Hybrid Information Security Risk Analyst Information Security Risk Analyst with verification

We are Centrica! We’re so much more than an energy company. We’re a family of brands revolutionising a cleaner, greener future. Working here is #MoreThanACareer - we’re powered by purpose. Together we can make an impact that will truly change tomorrow. Whether you’re developing cutting-edge green tech, helping customers on the front line or simplifying operations behind the scenes.

Your work here isn’t just a job – it’s a mission. We all play a vital role in energising a greener, fairer future.

An opportunity to play your part – As the successful candidate you will join the Centrica Centre of Excellence, focusing on Cyber and Information Security Risk management. Operating as the second line of defence within the Group IT function, Digital Technology Services (DTS), you will facilitate interactions between the team, DTS, and Centrica business units. Your collaborative efforts will ensure that Cyber and Information Security risks are identified and managed to protect Centrica’s customers, data, services, and systems.

You will support the Cyber and Information Security Risk Manager by performing analytical work on Risk Posture and appetite, providing insights to the Board of Directors about current threats and the landscape. Additionally, you will help manage the Technology risk posture for the entire Centrica group. This role involves analysing existing risk mitigation strategies and cyber controls, communicating their effectiveness to the Manager, and suggesting improvements.

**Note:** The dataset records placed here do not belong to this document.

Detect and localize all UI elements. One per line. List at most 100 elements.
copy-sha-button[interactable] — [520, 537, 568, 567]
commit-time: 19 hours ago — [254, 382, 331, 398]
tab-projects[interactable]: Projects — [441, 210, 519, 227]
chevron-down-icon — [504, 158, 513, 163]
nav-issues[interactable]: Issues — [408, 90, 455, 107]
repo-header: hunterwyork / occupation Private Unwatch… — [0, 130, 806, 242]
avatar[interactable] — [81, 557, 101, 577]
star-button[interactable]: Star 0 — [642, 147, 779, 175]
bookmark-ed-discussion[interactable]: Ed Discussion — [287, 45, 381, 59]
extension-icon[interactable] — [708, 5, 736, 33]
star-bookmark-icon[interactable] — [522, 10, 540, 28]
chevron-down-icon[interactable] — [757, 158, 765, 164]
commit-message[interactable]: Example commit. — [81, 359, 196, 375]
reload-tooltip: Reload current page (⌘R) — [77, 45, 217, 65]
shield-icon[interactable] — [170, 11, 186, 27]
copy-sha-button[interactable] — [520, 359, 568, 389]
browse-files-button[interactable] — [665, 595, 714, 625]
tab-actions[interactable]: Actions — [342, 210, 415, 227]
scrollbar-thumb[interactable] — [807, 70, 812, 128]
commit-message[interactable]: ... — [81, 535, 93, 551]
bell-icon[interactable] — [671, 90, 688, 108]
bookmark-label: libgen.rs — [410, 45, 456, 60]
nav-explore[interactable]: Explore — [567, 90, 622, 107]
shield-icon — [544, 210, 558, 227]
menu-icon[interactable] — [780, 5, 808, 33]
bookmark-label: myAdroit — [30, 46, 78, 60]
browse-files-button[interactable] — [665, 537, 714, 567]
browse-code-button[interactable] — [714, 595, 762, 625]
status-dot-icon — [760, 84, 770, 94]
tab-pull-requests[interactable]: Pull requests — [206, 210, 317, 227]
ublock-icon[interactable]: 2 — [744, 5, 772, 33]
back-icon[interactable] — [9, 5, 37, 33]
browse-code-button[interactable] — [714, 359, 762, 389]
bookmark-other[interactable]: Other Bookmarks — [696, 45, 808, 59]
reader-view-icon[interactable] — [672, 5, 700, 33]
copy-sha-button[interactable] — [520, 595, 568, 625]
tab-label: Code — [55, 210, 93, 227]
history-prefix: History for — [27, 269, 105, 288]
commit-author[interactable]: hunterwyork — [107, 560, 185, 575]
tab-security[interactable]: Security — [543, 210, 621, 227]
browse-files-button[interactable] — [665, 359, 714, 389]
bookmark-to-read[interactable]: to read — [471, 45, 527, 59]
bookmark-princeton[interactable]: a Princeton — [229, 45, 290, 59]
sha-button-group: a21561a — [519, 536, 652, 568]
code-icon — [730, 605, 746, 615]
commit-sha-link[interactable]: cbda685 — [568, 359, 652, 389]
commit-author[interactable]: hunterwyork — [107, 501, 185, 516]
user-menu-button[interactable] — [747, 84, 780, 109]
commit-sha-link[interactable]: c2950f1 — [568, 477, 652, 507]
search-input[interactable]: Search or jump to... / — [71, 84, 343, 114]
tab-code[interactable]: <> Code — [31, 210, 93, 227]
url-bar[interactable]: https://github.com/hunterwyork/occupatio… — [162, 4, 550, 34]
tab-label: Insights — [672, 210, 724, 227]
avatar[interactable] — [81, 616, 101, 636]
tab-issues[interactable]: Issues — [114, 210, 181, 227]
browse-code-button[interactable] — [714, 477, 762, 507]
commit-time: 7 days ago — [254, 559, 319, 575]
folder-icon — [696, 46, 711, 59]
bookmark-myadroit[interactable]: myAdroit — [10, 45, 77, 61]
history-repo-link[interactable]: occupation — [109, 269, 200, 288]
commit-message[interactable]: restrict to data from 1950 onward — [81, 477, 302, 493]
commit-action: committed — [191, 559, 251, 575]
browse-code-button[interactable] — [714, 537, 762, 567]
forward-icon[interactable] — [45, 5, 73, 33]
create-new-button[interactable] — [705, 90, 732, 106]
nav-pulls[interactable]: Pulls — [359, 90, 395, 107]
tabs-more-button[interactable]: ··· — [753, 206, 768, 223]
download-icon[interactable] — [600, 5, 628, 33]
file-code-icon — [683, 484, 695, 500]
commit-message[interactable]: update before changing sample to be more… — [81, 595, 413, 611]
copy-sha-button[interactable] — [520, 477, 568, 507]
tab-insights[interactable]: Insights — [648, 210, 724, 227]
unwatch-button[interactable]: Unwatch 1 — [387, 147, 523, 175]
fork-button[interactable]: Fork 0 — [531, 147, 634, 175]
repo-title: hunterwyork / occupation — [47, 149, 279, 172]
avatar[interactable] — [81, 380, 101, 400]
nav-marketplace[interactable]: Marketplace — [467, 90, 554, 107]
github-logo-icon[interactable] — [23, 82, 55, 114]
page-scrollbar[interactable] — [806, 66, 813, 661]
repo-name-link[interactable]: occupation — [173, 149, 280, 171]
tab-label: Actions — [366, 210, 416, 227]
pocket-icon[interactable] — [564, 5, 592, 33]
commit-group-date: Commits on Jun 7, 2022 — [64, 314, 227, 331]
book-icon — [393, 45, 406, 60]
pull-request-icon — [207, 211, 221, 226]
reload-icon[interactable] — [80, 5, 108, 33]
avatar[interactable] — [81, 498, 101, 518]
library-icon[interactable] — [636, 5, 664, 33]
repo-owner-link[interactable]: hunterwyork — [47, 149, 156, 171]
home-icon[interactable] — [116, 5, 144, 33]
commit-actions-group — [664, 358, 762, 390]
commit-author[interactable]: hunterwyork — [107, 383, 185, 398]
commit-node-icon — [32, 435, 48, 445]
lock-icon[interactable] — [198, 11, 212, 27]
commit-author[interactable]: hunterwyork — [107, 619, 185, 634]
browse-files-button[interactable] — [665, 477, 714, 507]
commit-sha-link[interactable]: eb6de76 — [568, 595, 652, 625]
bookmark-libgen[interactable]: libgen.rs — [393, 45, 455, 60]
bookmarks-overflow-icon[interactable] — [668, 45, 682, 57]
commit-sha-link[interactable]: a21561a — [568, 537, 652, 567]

Location: UK (talk to us about flexible working)

The day to day –

• Assist in implementing the Information Security risk framework and ensure timely assessment and treatment of security risks, including threat assessments and mitigating controls.
• Ensure Information Security risks are either treated or accepted in accordance with the risk appetite.
• Work with the IT teams to identify and assess Information Security risks, including Cyber risks.
• Ensure periodic Information Security risk assessments of key services, third parties, and regulatory commitments are performed, and remediation plans are monitored.
• Ensure services are assessed and classified based on their Confidentiality, Integrity, and Availability.
• Use the output of Information Security risk assessments to identify control gaps and weaknesses and provide direction to strategy and change programs to improve control efficacy.
• Work with the business units to understand their key Information Security risks and agree on actions to mitigate or monitor and improve their controls.
• Produce the quarterly IT Risk submission to the business units and work with Group level risk functions on Information Security risk.
• Inform senior leadership of risks and recommendations in non-technical terms, considering cost/benefit, to ensure the security of Information Systems.
• Support Legal and Compliance teams, such as Data Protection and Privacy, regarding Information Security risks.
• Understand the external security environment and emerging trends to support Information Security risk management.
  
  

About You –

• Extensive knowledge of Cyber Security risk assessment methods.
• Strong knowledge of Information Security technologies, such as identity and access management, encryption, and multi-factor authentication.
• Proficiency with risk and threat assessments and skill in understanding compensating controls.
• Understanding of power utilities, retail energy, and oil & gas industry trends and emerging threats would be useful but not essential.
• Ability to draw upon external networks to understand emerging Cyber Security threats and events.
• Knowledge of internal and/or external regulatory policies, standards, procedures, and controls (e.g., NIST, ISO27xx).
• Ability to drive technical consensus and facilitate agreements with challenging stakeholders, establishing collaborative relations across Group and other lines of business.
• Experience in a Cyber Security risk function would be ideal, otherwise 3 years’ experience within 2nd or 3rd line.
• Performed Cyber Security risk assessments following an industry framework.
• Modelled threat scenarios to identify Cyber Security threats arising from new or changing systems and applications.
• Experience of OT/IoT and Cloud Cyber Security threats, controls, and risks, though not essential.
• Produced communication material and reporting suitable for CxO level and senior leadership.
• Produced effective reporting for the CxO level and undertaken briefings with technology and business leaders.
  
  

What’s In It For You –

• Competitive salary and bonus potential.
• Employee Energy Allowance at 15% of the government price cap.
• Pension scheme.
• Company Funded Healthcare Plan.
• 25 days holiday allowance, plus public holidays, and the option to buy up to 5 additional days.
• Excellent range of flexible benefits, including technology vouchers, electric car lease scheme & travel insurance.